Po tym co napisałaś tym bardziej jestem za tym ,żebyś oddała psa do adopcji.
Zniknie kłopot i dla Ciebie i dla psa.
A jeśli chcesz go zatrzymać to na Boga :
po pierwsze 2 x godzinny spacer z wybieganiem dziennie po za podwórkiem ,bo to niezbędne dla tej rasy.
Idź z nim na szkolenie.
Baw się z psem ile dasz radę i zainteresuj sobą.Niech wie,że to co najlepsze to człowiek ,jego pańcia,która zawsze jest i zawsze przyjdzie z pomocą.

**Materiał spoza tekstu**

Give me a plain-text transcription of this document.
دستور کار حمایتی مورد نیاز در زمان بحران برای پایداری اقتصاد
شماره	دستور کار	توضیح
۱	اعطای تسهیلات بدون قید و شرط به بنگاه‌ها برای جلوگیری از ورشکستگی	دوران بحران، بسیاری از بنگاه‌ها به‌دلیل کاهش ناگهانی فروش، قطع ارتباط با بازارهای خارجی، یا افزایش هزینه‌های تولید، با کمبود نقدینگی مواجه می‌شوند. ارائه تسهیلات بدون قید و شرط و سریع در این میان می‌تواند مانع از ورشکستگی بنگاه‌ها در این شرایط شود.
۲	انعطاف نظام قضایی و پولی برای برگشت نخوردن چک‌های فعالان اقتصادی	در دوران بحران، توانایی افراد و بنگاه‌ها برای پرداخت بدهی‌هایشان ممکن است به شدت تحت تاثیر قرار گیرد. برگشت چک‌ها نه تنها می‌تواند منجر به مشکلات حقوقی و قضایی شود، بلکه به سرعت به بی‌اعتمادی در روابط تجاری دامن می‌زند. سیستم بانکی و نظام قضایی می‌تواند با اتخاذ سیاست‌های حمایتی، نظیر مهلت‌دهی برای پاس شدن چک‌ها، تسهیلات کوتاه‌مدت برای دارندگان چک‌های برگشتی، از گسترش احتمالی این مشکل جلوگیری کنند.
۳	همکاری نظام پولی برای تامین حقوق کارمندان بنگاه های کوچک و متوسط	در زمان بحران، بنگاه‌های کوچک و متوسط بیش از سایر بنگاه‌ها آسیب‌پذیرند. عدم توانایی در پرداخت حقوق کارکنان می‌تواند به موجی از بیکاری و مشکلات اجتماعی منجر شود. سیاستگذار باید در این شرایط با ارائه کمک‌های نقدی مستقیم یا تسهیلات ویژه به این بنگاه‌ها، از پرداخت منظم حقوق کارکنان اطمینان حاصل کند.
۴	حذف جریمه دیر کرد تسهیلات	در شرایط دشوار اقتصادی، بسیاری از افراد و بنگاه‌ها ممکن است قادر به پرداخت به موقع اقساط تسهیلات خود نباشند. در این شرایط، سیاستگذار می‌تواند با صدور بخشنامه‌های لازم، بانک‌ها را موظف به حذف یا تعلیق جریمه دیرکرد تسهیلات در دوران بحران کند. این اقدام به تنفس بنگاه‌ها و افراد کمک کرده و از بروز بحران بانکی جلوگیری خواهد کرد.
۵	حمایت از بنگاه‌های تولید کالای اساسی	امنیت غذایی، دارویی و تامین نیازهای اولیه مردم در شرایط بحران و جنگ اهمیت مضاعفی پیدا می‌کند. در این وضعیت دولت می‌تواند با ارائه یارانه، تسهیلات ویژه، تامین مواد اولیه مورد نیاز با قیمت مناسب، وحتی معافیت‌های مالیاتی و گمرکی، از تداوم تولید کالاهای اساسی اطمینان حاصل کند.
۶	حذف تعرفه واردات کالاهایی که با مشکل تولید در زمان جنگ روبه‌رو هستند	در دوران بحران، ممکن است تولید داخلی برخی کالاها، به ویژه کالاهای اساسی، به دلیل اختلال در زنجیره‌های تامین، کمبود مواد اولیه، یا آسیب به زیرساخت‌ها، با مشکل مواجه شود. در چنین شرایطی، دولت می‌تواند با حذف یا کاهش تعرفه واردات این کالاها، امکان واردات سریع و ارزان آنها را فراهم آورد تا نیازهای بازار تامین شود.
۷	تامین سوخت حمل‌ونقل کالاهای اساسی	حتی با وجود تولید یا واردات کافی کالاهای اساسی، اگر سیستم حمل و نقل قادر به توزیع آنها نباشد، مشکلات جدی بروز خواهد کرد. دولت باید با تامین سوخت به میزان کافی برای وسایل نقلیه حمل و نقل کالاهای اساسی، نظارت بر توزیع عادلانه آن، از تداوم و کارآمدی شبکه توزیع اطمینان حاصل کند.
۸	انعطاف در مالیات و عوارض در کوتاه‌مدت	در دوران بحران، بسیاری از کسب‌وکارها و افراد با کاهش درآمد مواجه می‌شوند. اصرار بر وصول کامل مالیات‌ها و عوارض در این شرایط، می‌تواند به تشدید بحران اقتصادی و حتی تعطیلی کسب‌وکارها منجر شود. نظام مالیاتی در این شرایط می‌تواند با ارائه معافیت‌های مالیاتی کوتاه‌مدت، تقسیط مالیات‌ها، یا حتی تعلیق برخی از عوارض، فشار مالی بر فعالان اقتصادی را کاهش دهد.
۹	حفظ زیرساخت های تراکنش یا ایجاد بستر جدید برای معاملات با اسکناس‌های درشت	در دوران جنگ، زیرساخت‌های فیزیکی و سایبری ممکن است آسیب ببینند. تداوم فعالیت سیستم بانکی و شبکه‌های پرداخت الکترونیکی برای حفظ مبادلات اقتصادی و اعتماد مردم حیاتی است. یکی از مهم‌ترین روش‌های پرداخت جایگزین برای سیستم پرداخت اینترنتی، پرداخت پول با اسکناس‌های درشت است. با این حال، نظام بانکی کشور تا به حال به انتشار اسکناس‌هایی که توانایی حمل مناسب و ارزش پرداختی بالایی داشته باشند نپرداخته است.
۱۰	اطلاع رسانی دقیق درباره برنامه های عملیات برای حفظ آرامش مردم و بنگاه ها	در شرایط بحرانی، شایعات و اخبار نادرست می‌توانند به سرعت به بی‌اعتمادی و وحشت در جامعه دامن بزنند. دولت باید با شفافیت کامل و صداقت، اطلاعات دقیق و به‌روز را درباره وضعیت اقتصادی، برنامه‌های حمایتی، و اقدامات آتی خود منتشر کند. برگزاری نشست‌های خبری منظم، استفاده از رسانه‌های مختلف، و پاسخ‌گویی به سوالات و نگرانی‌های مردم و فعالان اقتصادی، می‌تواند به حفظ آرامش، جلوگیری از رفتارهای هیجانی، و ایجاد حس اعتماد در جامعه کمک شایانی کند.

Wtedy nie będzie widział ,psiego towarzystwa po drugiej ,czy przebiegającej kurki opodal ,tylko przyjdzie do Ciebie po smakola i po wymizianie za uszkiem.



Kochana moja As!!!!!!!!!!!!!!!!!!!!!!!!!!!!!
Mnie też to cisnienie normalnie podniosło...dobrze, że tu są takie psiary jak my...dla mnie mój pies...to mój synuś...karmie go moim widelcem...je z mojego talerza....a jak się w kupie wytarza (choc mieszkam w mieście) to go ze śmiechem kąpiemy...

podpisuje sie rękami i nogami pod tym co napisałaś!
 
Karolcia, przegielas!:szok: Podpisala ta, co ranek zaczyna od wydlubania kocich klakow z mezowskiego zarostu. Przy dlugich,bialych, nieodmiennie doszukuje sie romansu z blondynka i nieodmiennie dowiaduje sie ze ma ona na imie Koci Ogon. Ja rozumiem koci pysk w mojej filizance z kawa, ale widelcem? Krzywde zrobic w pyszczek mozna!:-D
 
Kłaczku zlituj się. Skąd ty te skojarzenia bierzesz? Ja z tym widelcem, to bym raczej inne skojarzenia miała i myślała gdzie ten pyszczek był przed chwilą albo co, nie przymierzając oblizywał :baffled: No ale ja się nie znam, bo ja tylko rybiki pod wanną w łazience hoduję :) Dobrze, że tek kochacie te swoje stworzenia :)
 
Nie mo dziewczyny rozłożyłyście mnie na łopatki.
Oplułam monitor jak to przeczytałam :szok::-D:-D:-D
Wisicie mi chusteczki :-D:-D:-D:-D:-D
A co :cool2::cool2:
Jak ja jem paluszka to pies podgryza z drugiej strony ,ale ja świnia nie jestem i na ogól to on ostatni dojada ,więc ma więcej niż ja :-D:-D:-D.
A jak mnie Nil poliże po buzi to mąż zawsze mówił :.
"Ja nie wiem czemu te psy Cię zawsze po mordzie liżą"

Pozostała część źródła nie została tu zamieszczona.